Two nights after she died, there was a full moon. I was working at my desk and thinking about my friend when I recalled that it was happening. Something drew me to the front door. I made an intention to walk outside and greet the moon in her honor. And I had a sneaking suspicion that there just might be a gift for me there.
I stepped out onto the small porch. Sure enough, in the sky directly in front of me was the moon in all of its full glory. And there was something else—something that I had not seen in 18 years of living in that house. Just below the moon, perched on the power line that runs along the road in front of my home, was the silhouette of a large barred owl, also facing the moon.
I held my breath. But, this time, it did not call my name. There was no need to. Silently, we watched the moon together.
I thought that this story ended here, but I was wrong.
I finished the initial draft of this account in mid-December. The next week, at our large family Christmas feast, I was seated next to an engaging and accomplished woman—a distant cousin-in-law who I had just met. Our wide-ranging and wine-fueled conversation meandered eventually to reflections about the unseen hand that seems to guide our lives in mysterious synchronicity.
As an example, she relayed the story of her father’s death.
The day before he died, his home caregivers noticed something unusual: several owls—usually hidden during daylight hours—were sitting in the tree behind the house in plain view all day. Later, in the middle of the night, she and her mom left her dad’s bedside to step out for some air. They were struck by the sight of a huge owl perched low in the tree over the patio. It turned and hooted at them. She knew at that moment that her father would be passing that same day, and he did.

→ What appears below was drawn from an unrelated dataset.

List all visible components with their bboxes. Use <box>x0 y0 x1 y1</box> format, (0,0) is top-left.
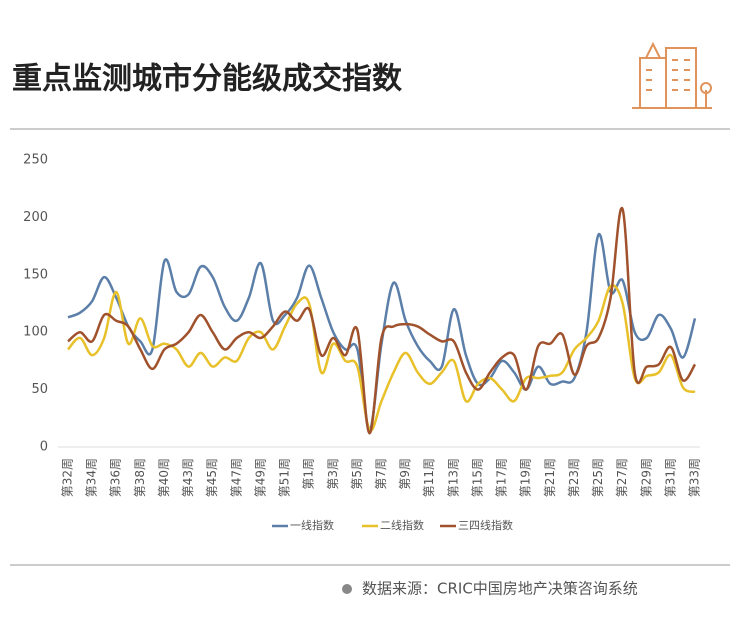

Since that time, owls have appeared repeatedly at auspicious moments connected to her father.
Mind you, I had not as yet told her one word of my own connection to owls. When she finished, I paused, looked at her pointedly, and asked, “So—regarding that synchronicity theory—are you ready for some more evidence?”
In this case, I don’t need any more evidence. To return to the question I raised at the beginning—and with apologies to David Lynch’s Twin Peaks—I believe the owls are precisely what they seem.